Friday, November 14, 2003

US Public Patience Wearing Thin - Iraq At Pivotal Moment


Faced with a deadly insurgency abroad and a tide of complaints at home, the White House is hitting the throttle - pushing for faster action on crucial aspects of its strategy toward Iraq.

Thus the US is accelerating its timetable for Iraqi self-government, redoubling military efforts against insurgents via Operation Iron Hammer, and turning up the volume on efforts to sell the American public on the long-term benefit of Iraq transformation.

This movement comes at a moment when the US effort in Iraq may have reached a turning point. A new CIA assessment portrays Iraq as a nation on a knife-edge, balanced between democracy and chaos. Absent a change in direction, the US drive to transform Iraq could still fail, it says.

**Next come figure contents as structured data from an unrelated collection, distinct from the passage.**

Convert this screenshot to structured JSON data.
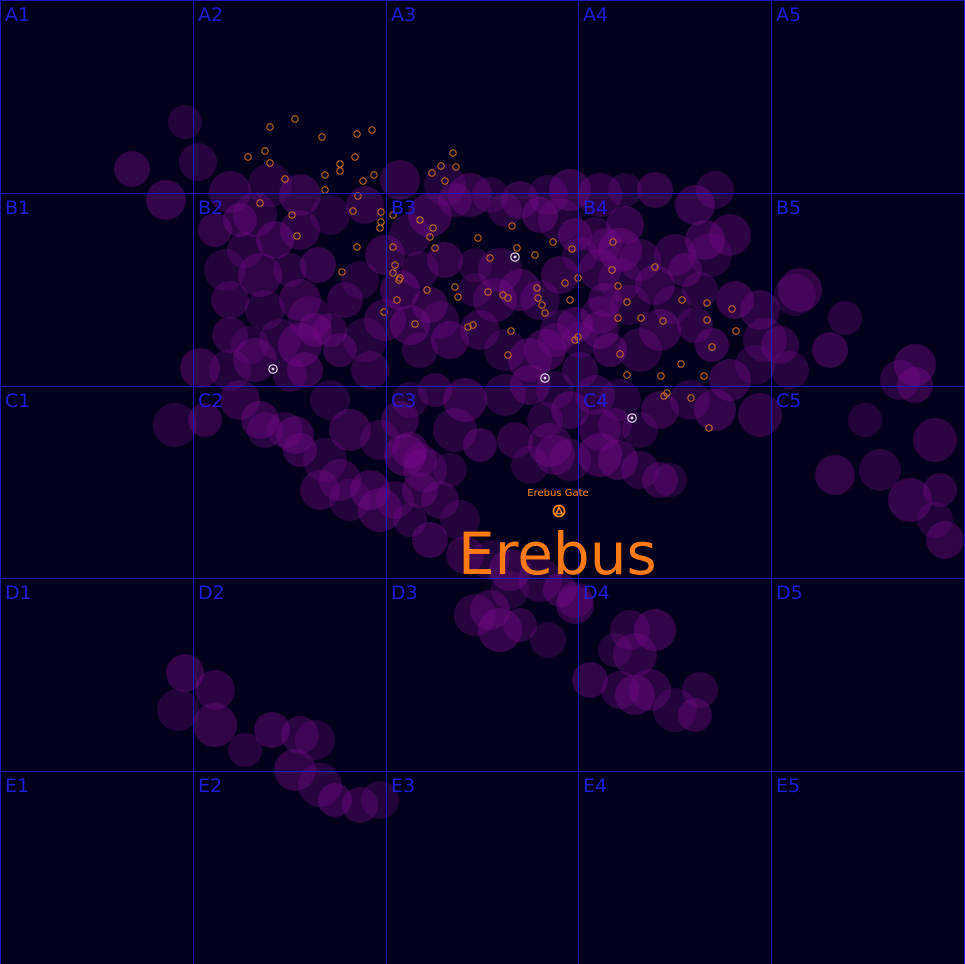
{
  "map": {
    "region_name": "Erebus",
    "gate_label": "Erebus Gate",
    "grid": {
      "rows": [
        "A",
        "B",
        "C",
        "D",
        "E"
      ],
      "cols": [
        "1",
        "2",
        "3",
        "4",
        "5"
      ],
      "labels": [
        "A1",
        "A2",
        "A3",
        "A4",
        "A5",
        "B1",
        "B2",
        "B3",
        "B4",
        "B5",
        "C1",
        "C2",
        "C3",
        "C4",
        "C5",
        "D1",
        "D2",
        "D3",
        "D4",
        "D5",
        "E1",
        "E2",
        "E3",
        "E4",
        "E5"
      ]
    },
    "colors": {
      "background": "#02001c",
      "grid_line": "#1818b8",
      "grid_label": "#1d1dd6",
      "cloud": "#7a0a8c",
      "system_marker": "#d06a1e",
      "station_marker": "#e8e8f0",
      "region_label": "#ff7a12",
      "gate": "#ff8c1a"
    },
    "icons": {
      "gate": "gate-icon",
      "station": "station-icon",
      "system": "system-icon",
      "cloud": "nebula-cloud"
    }
  }
}
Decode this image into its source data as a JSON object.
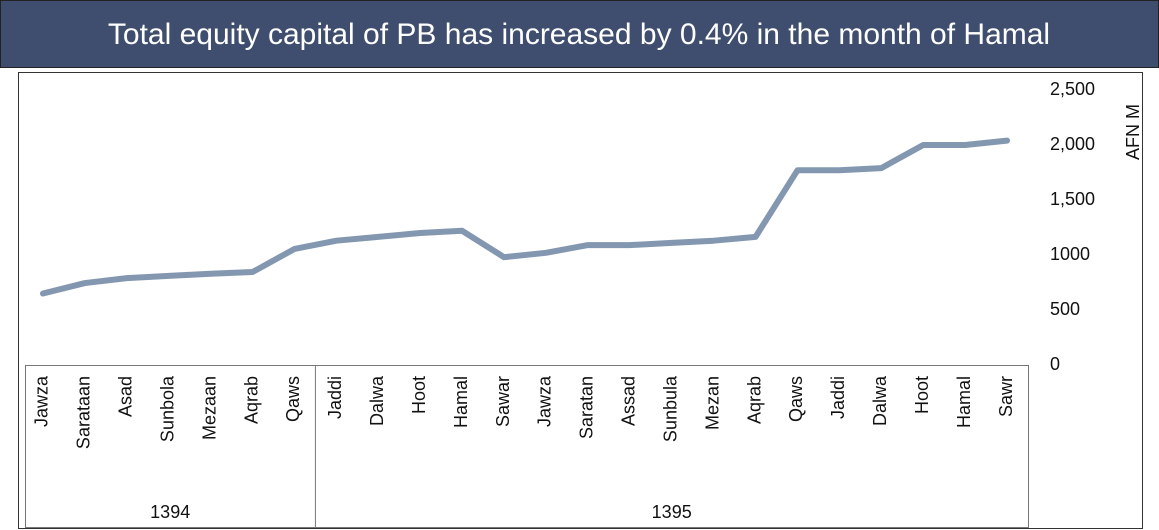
{
  "chart_data": {
    "type": "line",
    "title": "Total equity capital of  PB has increased  by 0.4% in the month of Hamal",
    "y_axis_label": "AFN M",
    "categories": [
      "Jawza",
      "Sarataan",
      "Asad",
      "Sunbola",
      "Mezaan",
      "Aqrab",
      "Qaws",
      "Jaddi",
      "Dalwa",
      "Hoot",
      "Hamal",
      "Sawar",
      "Jawza",
      "Saratan",
      "Assad",
      "Sunbula",
      "Mezan",
      "Aqrab",
      "Qaws",
      "Jaddi",
      "Dalwa",
      "Hoot",
      "Hamal",
      "Sawr"
    ],
    "x_groups": [
      {
        "label": "1394",
        "span": 7
      },
      {
        "label": "1395",
        "span": 17
      }
    ],
    "values": [
      650,
      745,
      790,
      810,
      830,
      845,
      1055,
      1130,
      1165,
      1200,
      1220,
      980,
      1020,
      1090,
      1090,
      1110,
      1130,
      1165,
      1770,
      1770,
      1790,
      2000,
      2000,
      2040
    ],
    "color": "#8497b0",
    "ylim": [
      0,
      2500
    ],
    "yticks": [
      0,
      500,
      1000,
      {
        "value": 1500,
        "label": "1,500"
      },
      {
        "value": 2000,
        "label": "2,000"
      },
      {
        "value": 2500,
        "label": "2,500"
      }
    ],
    "grid": false
  }
}
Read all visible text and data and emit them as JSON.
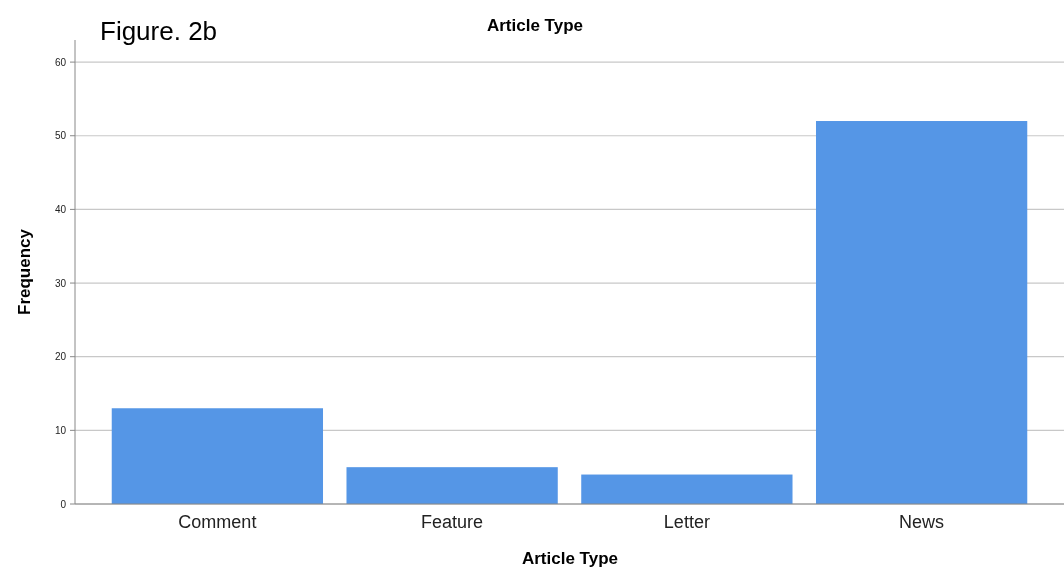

Meanwhile, last week Bush attempted to lift America's eyes from the short-term problems in Iraq to the long-term possibilities. In a speech at the National Endowment for Democracy in Washington he pledged an effort to bring democracy to the Middle East comparable to the effort that ended communism in Eastern Europe.

New Urgency, New Risks in 'Iraqification'

At least four factors forced the administration to overhaul its military and political strategy in Iraq, despite the danger that a new approach might actually diminish U.S. control over the country's future.

The foremost factor is the security risk -- from an Iraqi opposition that has become more intense, more effective, more sophisticated and more extensive. The other three are the failure of the Iraqi Governing Council to act, the Dec. 15 U.N. deadline for an Iraqi plan of action and the U.S. elections just a year away, according to administration and congressional officials and U.S. analysts.

"We so underestimated and underplanned and underthought about a post-Saddam Iraq that we've been woefully unprepared," said Sen. Chuck Hagel (R-Neb.), a Vietnam War veteran and member of the Foreign Relations Committee who has frequently visited Iraq. "Now we have a security problem. We have a reality problem. And we have a governance problem. . . . And time is not on our side."